From the perspective of an investor, there is a significant positive relationship between active voting and fund alphas. These active funds conduct more in-depth analysis of the governance issues, are more likely to engage directly with management, and thus are more likely to be positively related to value creation. Although active voter funds hold 9.31% of the average firm’s equity, they follow ISS’s recommendation of voting against the management-recommended director about 46% of the time for a firm in which they have a small position compared with 26% for a large position.
With regard to voting on proposals, such as compensation- and governance-related proposals, active voter funds are more likely to vote against ISS recommendations irrespective of whether the recommendation is against or in favor of the management.
How Did the Authors Conduct This Research?
Although mutual funds have been filing their voting records with the SEC since 2003, the authors restrict the sample to 2006–2010. They use the voting analytics database, which contains the votes of the top 250 mutual fund families. They also access data from the CRSP mutual fund database to obtain the highest-quality match possible between both databases. Generally, mutual funds have multiple options of voting choices, but the authors group together the “against,” “abstain,” and “withhold” choices. They also take into account only actively managed funds and exclude index funds because index fund managers do not have the same incentives to actively vote in the absence of any discretion on the stocks they can hold.
Information about the underlying firm is obtained from multiple databases, such as CRSP, Compustat, Execucomp, IRRC, and Thomson Reuters 13F filings.
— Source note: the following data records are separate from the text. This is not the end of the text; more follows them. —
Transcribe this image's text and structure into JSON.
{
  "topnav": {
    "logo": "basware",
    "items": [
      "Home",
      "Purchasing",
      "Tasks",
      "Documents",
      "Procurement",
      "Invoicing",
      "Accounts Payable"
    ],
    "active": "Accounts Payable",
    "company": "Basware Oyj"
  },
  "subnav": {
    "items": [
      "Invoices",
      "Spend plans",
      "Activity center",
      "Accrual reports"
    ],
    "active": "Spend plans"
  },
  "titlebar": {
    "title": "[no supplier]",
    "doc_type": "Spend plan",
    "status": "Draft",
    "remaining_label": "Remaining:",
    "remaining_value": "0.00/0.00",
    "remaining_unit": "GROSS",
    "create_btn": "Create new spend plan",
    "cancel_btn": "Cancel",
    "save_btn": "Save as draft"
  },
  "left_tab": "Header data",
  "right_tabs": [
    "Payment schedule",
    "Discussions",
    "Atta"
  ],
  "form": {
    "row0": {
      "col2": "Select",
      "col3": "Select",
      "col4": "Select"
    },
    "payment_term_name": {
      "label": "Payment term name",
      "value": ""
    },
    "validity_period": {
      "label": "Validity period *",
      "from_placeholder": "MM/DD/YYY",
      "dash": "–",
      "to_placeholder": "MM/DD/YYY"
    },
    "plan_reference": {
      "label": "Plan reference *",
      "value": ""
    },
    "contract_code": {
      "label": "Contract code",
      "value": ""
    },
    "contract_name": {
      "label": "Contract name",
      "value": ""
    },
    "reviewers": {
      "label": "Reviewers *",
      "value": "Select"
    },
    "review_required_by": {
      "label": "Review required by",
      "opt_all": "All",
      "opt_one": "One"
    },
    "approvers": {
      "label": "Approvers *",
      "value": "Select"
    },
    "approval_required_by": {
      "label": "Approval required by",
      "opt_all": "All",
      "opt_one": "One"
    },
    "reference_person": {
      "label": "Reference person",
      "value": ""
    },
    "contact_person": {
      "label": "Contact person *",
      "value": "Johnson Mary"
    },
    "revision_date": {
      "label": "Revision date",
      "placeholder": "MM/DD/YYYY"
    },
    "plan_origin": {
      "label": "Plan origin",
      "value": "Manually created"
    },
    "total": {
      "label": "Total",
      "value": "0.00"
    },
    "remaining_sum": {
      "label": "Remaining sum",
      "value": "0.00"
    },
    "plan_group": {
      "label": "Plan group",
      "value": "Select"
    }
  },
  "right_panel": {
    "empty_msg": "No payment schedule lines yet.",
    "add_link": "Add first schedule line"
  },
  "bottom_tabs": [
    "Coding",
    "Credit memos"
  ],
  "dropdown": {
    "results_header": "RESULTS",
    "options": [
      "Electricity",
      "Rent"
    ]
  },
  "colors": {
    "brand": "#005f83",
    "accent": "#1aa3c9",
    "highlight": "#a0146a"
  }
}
The final data sample consists of 2,051 mutual fund schemes across 234 mutual funds. The authors consider four groups of votes: management-proposed directors, proposals on compensation-related issues, proposals on governance-related issues, and other shareholder proposals. The final sample includes 2,131,300 director votes; 248,393 votes on compensation; 136,814 votes on governance-related issues; and 74,699 votes on other shareholder proposals.
Abstractor’s Viewpoint
The article encompasses various aspects associated with engaged voting among mutual funds and the influence of ISS on mutual fund voting strategies. This article is an excellent read for all market participants—in the capacity of an investor, a mutual fund manager, or the management of an underlying firm.